Nothing disproves the statement put out by your own Government. "There is no proof of any Jewish connection. that's pretty poor odds for a society who claims to have led a "great civilisation" in the area.
And in case of a Palestinian connection it certainly
COULD NOT BE.
First of all,there is no connection between the canaanites or phillistins to today's fakestiniains,and you can't prove otherwise,
read the rest.
The video was just a thing i picked up from a quick search in google.
If you are really into it,you should come here for yourself and see.
Stop avoiding parts of my comments .
That's what they do all the time. Every evidence you give to them they ignore. And when it hits hard they stay away for a couple of days and then come back with the same BS.
DNA shows your lie for what it is, and just as interestingly it shows most of todays Ashkenazi Jews to be predominantly Khazars from southern Turkey having virtually no connection with the middle east at all. Only Zionist research shows differently. (Who would have guessed)?
Read The Khazar Empire and its Heritage
By Arthur Koestler (A Jewish Researcher)
First the book's name is "The Thirteenth Tribe: The Khazar Empire and Its Heritage" and it is based on the
theory that European Jews, Ashkenazi Jews from Europe, are not descendants of Abraham but rather are the remnants of a tribe, the Khazars, that converted to Judaism in the Eighth Century.
This is what a reader said about it:
Since the publication of The Thirteenth Tribe, additional scholarship from anthropologists, historians, and geneticists have shown the conclusions of the author to be invalid.

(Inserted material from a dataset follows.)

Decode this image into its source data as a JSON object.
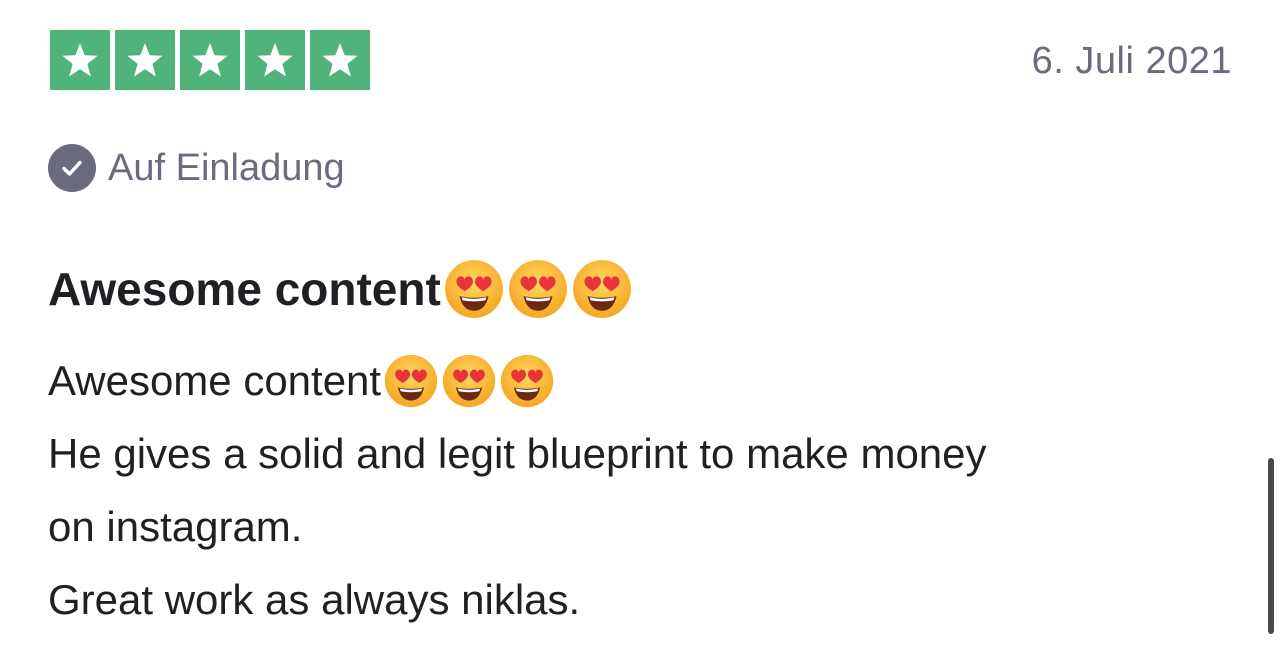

Try something better Seno, it gets boring.
I would no more visit your filthy rogue state than I would a Nazi concentration Camp or some third world dictatorship like Zimbabwe.
You don't know what you are missing.
I ignore much of what you post because it is all material that has been dealt with on this forum many times. What you fail to realise is that you have just arrived, some of us have been answering idiots like you for years.
If you keep ignoring the facts you will never know the truth.